Peppermint Crisp Tart

As it is slowly warming up in the UK, I thought it would be a good time to make Peppermint Crisp Tart. It is the perfect dessert to have at a braai/bbq (which I am starting to smell more of on my walks home from work). It is a real crowd pleaser and perfect to make in advance and keep in the fridge until you're ready. It is super easy to make, but does require some ingredients that you can only really get at a South African shop, so you may need to plan in advance. I have had a little search and I think you could possibly substitute the Tennis biscuits for Nice biscuits and the Peppermint Crisps for something like Quality Street mint Matchmakers, but if you can, it really is worth getting some Peppermint Crisps, as they are sort of a key ingredient and I'm not sure there is anything quite like them!

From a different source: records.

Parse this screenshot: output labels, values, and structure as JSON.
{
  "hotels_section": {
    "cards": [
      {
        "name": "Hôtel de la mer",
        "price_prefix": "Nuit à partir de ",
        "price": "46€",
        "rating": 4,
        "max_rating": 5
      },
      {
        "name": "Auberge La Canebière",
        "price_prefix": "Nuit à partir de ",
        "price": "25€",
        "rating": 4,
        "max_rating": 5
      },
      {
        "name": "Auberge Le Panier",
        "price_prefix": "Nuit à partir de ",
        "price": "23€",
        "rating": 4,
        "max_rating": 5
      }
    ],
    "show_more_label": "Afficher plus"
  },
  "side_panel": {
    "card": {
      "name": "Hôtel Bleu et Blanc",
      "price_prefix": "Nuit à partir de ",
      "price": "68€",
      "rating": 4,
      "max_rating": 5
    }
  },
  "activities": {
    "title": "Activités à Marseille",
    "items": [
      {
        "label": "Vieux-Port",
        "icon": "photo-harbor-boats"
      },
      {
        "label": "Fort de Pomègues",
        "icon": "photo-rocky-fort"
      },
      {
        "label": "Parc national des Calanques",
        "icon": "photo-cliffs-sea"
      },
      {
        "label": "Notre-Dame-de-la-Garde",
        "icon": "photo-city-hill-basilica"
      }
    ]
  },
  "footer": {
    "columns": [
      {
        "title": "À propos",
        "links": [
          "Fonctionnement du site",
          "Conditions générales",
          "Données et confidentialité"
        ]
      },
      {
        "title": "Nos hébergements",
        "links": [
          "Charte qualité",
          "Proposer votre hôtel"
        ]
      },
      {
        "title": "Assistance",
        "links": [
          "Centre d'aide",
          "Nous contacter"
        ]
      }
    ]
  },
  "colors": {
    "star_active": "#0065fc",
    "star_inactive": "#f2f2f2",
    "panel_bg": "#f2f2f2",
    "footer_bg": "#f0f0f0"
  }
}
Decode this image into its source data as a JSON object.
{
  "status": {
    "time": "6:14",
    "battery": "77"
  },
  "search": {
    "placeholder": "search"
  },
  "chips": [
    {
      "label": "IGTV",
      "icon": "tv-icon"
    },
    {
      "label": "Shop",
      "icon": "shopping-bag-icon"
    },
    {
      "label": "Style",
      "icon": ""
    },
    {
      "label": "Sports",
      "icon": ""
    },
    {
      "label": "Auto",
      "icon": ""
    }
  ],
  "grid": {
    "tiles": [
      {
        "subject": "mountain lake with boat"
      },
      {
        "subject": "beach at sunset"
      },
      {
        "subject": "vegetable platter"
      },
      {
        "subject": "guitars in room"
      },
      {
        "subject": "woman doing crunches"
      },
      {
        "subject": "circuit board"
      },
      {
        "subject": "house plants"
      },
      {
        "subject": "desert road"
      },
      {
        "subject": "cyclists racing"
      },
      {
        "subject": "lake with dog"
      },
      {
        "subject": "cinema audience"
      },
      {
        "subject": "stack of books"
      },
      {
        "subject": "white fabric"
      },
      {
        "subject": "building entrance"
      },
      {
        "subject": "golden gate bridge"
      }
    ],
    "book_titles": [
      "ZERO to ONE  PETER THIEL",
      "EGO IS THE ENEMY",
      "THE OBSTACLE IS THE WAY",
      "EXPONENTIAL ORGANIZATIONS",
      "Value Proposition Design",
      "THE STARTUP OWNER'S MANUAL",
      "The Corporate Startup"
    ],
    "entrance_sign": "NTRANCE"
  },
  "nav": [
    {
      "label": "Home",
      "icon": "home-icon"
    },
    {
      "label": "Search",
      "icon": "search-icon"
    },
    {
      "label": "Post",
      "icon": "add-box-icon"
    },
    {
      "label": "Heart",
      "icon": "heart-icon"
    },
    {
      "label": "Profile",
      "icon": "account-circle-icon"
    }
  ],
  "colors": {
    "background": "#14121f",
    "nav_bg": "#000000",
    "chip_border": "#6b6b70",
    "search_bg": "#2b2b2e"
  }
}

Peppermint Crisp Tart (Serves 6-8)

375g/ 1 tin Caramelised Condensed Milk (Carnation Caramel or Dulce de leche)
2 packets Tennis Biscuits
3 Peppermint Crisps, grated or crushed with a rolling pin
300ml Double Cream

Line your dish with a layer of biscuits. 
Whip the cream until it is starting to thicken. Add the caramel and most of the crushed Peppermint Crisp (keeping some for later) and mix well.
Spoon half of your caramel mixture over the biscuits and spread evenly.
Line another layer of biscuits and top with the remaining caramel mixture.
Sprinkle with the reserved Peppermint Crisp.
Cover with clingfilm and refrigerate until you are ready to serve.